Dr. José Ronaldo Fassheber


Unicentro/Brasil

Muitas práticas corporais e jogos ditos tradicionais entre povos indígenas visavam a
construção do corpo do guerreiro. Tais práticas têm relações estreitas com a cosmologia e a
organização social de cada povo indígena em suas especificidades, marcando fisicamente sua
identidade cultural. Uma vez constituído, por mais glórias que um guerreiro pode obter para
si, ele sempre necessitará de sua próxima guerra. Com o apaziguamento e confinamento
dessas populações os jogos e práticas ganharam novos contornos. Como imagem modelar de
si mesmos, perante a seu grupo ou perante aos outros, os guerreiros indígenas transformaram-
se em etnodesportistas, seja pela metáfora atribuída entre esporte e guerra, seja por uma
adaptação de modo sincrético entre novas e antigas práticas. Mas o modelo de esporte carrega
ainda o mesmo paradoxo: Uma vez constituído, por mais glórias que um etnodesportista pode
obter para si, ele sempre necessitará de sua próxima partida ou torneio para reafirmar sua
identidade. Este esporte não é apenas a cópia de uma sociedade estranha, ela pertence a
“natureza que as culturas têm de criar uma “segunda natureza”, isto é, a faculdade mimética
como um poder de alteridade. Essa realidade empírica tem sido discutida por diversos autores
em relação ao Futebol nas aldeias ou aos Jogos dos Povos Indígenas no Brasil, desde 1996.
Existe uma esportivização dos povos indígenas? Ou existe uma “indianização” dos esportes
modernos? Existe um tipo ideal etnodesportista? De quem é a demanda por olimpíadas
indígenas? A difusão da corrida de toras unifica pensamentos e dissipa diferenças e lutas
históricas? Que memórias se produzem nesses encontros? Este artigo pretende discutir essas
questões a partir de referenciais teóricos e de experiências de campo realizadas
contemporaneamente nos Jogos dos Povos Indígenas do Brasil.

******

– Era o tempo dos antigos, wãxi!...

... rememorou Waktun, um jambré kofá, rezador do Kikikói, da metade Kamé dos
Kaingang. As riscas de carvão em seu rosto suado e envelhecido não o desmentiriam. Falava
ali de uma memória que não era a dele, que ele nunca tinha vivenciado de criança ou sequer
visto de longe. Uma memória sobre coisas que se quer esquecer pode ser maldita. Uma
memória dita sempre no idioma, quase sussurrada se em português, já sem ser venerada e sem
o menor orgulho de se lembrar. Mas era contada por seus avós. E pelos avós de seus avós,
mas nunca as mesmas histórias ditas das mesmas performances.
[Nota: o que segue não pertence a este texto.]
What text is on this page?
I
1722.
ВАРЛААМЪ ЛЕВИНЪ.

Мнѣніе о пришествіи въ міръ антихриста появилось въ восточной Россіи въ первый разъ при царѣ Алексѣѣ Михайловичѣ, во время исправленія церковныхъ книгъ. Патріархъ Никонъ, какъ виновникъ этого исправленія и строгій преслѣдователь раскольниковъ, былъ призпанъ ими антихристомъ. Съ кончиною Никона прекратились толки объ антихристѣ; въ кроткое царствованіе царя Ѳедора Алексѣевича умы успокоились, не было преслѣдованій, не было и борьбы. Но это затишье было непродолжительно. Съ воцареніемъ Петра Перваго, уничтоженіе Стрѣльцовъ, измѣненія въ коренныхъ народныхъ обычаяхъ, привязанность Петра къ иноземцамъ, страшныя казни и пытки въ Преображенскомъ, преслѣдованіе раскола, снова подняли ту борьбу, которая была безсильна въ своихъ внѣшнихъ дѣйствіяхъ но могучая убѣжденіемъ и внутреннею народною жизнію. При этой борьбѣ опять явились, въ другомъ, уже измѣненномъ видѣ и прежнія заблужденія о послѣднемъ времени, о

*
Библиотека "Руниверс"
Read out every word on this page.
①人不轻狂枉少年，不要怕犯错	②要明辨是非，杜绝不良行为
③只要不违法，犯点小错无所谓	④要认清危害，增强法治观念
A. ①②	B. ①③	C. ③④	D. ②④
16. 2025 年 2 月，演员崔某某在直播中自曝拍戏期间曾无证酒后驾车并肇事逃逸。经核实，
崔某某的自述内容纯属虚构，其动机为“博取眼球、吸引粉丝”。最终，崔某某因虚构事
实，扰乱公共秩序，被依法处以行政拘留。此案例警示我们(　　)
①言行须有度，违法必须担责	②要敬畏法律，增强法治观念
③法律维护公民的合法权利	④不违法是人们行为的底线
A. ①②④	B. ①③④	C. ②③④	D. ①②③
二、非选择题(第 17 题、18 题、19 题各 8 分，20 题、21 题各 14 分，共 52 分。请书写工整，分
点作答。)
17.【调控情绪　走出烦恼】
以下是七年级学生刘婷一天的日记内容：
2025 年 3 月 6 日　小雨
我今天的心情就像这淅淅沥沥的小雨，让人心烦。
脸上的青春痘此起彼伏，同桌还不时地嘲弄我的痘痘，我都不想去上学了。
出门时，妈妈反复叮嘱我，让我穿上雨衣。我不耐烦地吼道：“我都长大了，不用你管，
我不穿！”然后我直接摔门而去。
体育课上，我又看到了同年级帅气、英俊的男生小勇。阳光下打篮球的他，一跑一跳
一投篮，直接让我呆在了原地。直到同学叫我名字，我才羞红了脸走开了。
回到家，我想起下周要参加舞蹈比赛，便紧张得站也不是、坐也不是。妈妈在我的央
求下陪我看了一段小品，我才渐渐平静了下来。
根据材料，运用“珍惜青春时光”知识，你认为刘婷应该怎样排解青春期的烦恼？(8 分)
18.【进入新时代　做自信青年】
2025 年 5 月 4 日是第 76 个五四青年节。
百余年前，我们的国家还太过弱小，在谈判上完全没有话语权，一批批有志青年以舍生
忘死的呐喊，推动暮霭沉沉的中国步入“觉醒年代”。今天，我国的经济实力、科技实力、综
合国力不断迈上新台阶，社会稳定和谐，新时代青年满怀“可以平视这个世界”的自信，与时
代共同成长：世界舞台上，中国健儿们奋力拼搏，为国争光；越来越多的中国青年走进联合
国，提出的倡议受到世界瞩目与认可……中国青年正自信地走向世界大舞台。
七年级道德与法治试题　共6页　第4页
Era o tempo antes do tempo, do uri, dos nossos carrilhões de cronos. Tempo em que se
faziam guerras com os fóg Guarani, antes dos fóg kupríg e até mesmo entre os parentes
vizinhos para pilhar seu milho, suas mulheres ou sua acomodada paz. É possível que outras
nações tenham passado por suas trilhas, por suas histórias, mas jamais teriam passado
despercebidos pelos bravos estrategistas Kaingang. Tinham uma percepção cuidadosamente
treinada para o ambiente. Ouvidos, narinas e olhos alertos, sabiam quem passava por suas
trilhas pelo cheiro, se amigo ou fóg korég, mesmo horas depois. Andavam uns sobre as
pegadas dos outros para parecerem poucos, mas desconfiavam de marcas profundas no solo.
Sinal de muitos. Mulher discretamente perfumada nunca poderia ir às suas pescarias. Mas
naquele tempo sem perfumes no corpo, mulher Kaingang era temida guerreira. Homem
também. Era o tempo de antes, em que o Kujá recebia de seu jangrê mig as potências para
curar os seus. Uma medicina fortíssima de muitos remédios-do-mato, que eles chamam de
venh-kagta. Medicina forte para uma região de temperaturas adversas, por vezes negativa.
Oca, para eles, era debaixo da terra. O jangrê mig o guiava pelo mundo em que os animais se
humanizavam e os homens escutavam seus ensinamentos de venh-kagta.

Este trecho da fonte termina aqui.